Bellevue, stakeholders collaborate to boost development, workforce housing
The Lens | TJ Martinelli | July 21, 2021
The Bellevue City Council has voted unanimously to revise its multifamily tax exemption (MFTE) program following a months-long collaboration with local builders and workforce housing stakeholders. Real estate industry leaders say the changes will transform the rarely used program as the city moves through a period of significant growth.
“The council really showed good leadership in getting their staff to be collaborative and get a balanced outcome on this,” said Kevin Wallace, a former Bellevue City Councilmember. Wallace is president of Wallace Properties, and his company recently announced plans to build a mid-rise workforce building in downtown, where thousands of new workers are expected to arrive in 2023.
Without the changes made to the MFTE, he said “we would have had to go with a luxury condo instead,” adding that it means growth will be directed near transit stations; the program in other areas has encouraged such mixed-use development near transportation and downtown hubs.
The MFTE is a statewide program adopted in the 1990s that allows local jurisdictions flexibility in terms of requirements for builders, such as the number of more affordable units in the project and what area median income (AMI) percentage would apply to those units. For projects that meet the criteria, developers receive a 12-year exemption on property taxes paid on housing that has 20 percent of those units included in the project. Under the program, 424 developments containing a total of 34,885 units have received a tax exemption.
Ensuring sure the program pencils out for all stakeholders has required a balance between the incentives that allow the developer to put a project together, and the public benefit of units with lower rents as a result of such a project. Those involved acknowledge that achieving this can be challenging – especially within the Puget Sound region where housing costs continue to rise.
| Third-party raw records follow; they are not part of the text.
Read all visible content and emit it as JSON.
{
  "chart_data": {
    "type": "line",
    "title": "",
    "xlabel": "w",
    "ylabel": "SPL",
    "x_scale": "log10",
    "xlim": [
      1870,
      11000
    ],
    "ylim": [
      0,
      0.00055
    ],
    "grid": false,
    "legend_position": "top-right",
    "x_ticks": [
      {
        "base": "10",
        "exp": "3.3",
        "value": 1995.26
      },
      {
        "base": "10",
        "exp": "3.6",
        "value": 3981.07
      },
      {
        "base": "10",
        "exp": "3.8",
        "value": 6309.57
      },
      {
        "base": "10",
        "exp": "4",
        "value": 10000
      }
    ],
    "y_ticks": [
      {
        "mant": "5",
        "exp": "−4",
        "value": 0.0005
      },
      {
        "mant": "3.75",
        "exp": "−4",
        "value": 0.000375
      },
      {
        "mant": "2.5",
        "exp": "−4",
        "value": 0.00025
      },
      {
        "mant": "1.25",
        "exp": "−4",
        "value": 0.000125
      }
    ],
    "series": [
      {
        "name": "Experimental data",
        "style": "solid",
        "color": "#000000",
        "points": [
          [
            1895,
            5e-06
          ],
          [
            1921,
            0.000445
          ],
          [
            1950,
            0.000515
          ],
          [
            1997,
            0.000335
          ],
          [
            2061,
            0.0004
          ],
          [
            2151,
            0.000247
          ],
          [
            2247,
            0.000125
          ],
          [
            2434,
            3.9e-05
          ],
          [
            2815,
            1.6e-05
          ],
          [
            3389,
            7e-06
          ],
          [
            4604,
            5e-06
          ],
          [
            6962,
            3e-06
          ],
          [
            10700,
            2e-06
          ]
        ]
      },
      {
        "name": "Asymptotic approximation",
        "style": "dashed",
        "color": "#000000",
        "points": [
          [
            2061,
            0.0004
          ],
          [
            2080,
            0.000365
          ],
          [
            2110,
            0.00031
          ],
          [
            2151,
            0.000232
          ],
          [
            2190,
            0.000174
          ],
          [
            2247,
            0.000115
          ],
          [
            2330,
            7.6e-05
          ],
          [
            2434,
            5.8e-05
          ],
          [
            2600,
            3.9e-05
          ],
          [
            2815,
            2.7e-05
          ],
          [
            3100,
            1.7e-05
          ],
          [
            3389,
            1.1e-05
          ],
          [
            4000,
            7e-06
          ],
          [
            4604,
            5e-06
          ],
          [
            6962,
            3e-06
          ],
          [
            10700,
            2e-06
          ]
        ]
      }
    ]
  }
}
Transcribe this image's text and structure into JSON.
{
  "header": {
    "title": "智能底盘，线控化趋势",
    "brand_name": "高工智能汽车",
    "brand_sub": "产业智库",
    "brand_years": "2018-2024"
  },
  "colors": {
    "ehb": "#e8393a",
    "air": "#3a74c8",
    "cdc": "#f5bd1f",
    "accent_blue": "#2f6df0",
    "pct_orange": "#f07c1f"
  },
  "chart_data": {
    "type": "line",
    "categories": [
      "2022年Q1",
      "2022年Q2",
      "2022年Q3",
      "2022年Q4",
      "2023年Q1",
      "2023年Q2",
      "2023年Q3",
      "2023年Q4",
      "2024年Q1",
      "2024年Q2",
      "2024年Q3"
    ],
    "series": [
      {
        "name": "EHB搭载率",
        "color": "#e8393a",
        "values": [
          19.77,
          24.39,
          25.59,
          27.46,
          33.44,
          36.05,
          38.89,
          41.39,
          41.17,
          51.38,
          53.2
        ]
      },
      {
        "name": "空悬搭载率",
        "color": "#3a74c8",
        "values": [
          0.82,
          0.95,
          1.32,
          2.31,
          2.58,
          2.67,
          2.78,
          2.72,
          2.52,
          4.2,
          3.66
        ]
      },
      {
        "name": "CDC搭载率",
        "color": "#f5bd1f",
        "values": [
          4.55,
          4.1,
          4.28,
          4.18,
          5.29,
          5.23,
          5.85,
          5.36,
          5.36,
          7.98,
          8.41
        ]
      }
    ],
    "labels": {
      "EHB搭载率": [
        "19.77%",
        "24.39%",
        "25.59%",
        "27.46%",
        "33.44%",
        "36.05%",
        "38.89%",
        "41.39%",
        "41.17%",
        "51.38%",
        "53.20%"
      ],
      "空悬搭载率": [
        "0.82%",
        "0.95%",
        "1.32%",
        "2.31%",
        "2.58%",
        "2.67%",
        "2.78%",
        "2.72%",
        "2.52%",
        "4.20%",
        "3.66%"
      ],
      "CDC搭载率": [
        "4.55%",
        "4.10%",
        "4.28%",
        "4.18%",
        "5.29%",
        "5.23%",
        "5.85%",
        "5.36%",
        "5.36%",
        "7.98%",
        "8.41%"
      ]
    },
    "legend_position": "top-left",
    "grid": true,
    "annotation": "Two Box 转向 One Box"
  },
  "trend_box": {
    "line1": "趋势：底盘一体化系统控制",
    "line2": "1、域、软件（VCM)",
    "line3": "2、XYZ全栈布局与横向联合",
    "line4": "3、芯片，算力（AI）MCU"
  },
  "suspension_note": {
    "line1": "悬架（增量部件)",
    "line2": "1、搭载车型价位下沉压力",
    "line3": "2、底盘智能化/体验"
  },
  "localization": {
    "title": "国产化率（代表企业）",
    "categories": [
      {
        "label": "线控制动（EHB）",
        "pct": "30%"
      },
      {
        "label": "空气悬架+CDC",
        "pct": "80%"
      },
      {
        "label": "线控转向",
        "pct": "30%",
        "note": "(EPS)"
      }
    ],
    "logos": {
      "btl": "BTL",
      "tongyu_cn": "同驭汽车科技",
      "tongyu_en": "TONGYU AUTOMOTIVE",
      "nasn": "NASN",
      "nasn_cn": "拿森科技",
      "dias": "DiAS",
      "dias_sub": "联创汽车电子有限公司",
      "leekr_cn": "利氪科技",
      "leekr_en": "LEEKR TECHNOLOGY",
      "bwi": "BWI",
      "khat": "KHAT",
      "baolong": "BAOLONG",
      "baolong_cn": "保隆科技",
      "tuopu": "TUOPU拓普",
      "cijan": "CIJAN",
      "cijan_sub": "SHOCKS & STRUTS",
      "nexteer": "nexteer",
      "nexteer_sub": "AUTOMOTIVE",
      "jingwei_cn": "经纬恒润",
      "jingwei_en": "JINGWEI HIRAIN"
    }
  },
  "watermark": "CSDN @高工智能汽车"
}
Microsoft is among the many stakeholders working toward more affordable options and has committed $750 million to workforce housing in the area. In testimony before the Bellevue City Council on June 28, Microsoft Senior Director of Philanthropies Jane Broom said: “As jobs grow across the Eastside, we need to ensure the people who work here can live here, too.
“Our hope is that as Bellevue prepares for several years of unprecedented growth, utilization of this program will result in hundreds of new below-market affordable homes,” Broom continued. “The nurses, day care workers, restaurant managers, teachers, firefighters and police officers who will live in these homes are the backbone of what make our communities great.”
This legislative session state lawmakers enacted SB 5287 sponsored by Sen. Mona Das (D-37), which extends the MFTE to all cities in the state as well as the urban growth areas (UGAs) of certain counties. The bill also extended several local programs set to expire.
The original bill would have also increased the required minimum number of affordable units in a project and lower the AMIs, a move Vulcan Development Manager Brandon Morgan said “would have made it far less appealing to use. Cities can choose to go underneath that (AMI). But by lowering that, you might potentially knock out cities that are in higher cost areas.”
Another stakeholder involved in the process said it was encouraging to “see the recognition that there is value in continuing the program, and also that there was built into the legislation a commitment to continue studying its longterm viability.”
While the Seattle area has seen success with its MFTE, the program has to date not been used much in Bellevue, with just two such projects in downtown. Under the Bellevue program prior to its latest revisions, the AMI percentage was between 50-70 percent, and at least 15 percent of the units had to be two-bedrooms or more.
Although the program had been amended in 2018, Morgan said it “needed a tune-up. There weren’t many takers. Many were wondering why. With a tidal wave of new growth coming, we realized their policy goals needed to change.”
In October the city started outreach with various stakeholders, including the Bellevue Chamber of Commerce’s PLUSH Committee and the Downtown Bellevue Association.
“We all had a frank discussion,” Morgan said, adding that from the builder’s perspective, the AMI was unworkable. With rising cost of construction, the gaps are just too big to overcome,” to make a project balance out, he said.
So the group worked to adjust that threshold, along with a rent-hike cap and a component that gave a 30 percent discount on parking stalls purchased by tenants in the units.
“I think this was collaborative in the sense that everyone realized something’s wrong,” Morgan said. “We needed to do something to fix it because the city would miss out. Cities sometimes will approach it where the staff will pick something, throw it out there, ask for public comment, and it doesn’t feel as much of a collaborative process when it starts that way. You can save a lot of time and energy when you get the stakeholders together in a less formal setting…test drive some of those suggestions.”
“They ended with something where the council felt confident there was broad support for what they did,” Wallace said. “The right balance was struck.”
Moreover, Morgan hopes the collaborative process by which those changes were hashed out can be used as the city looks at other potential code revisions.
“Bellevue is going through a lot of change right now. Some of their policies have to be updated to meet that change. They don’t want to be behind the curve.”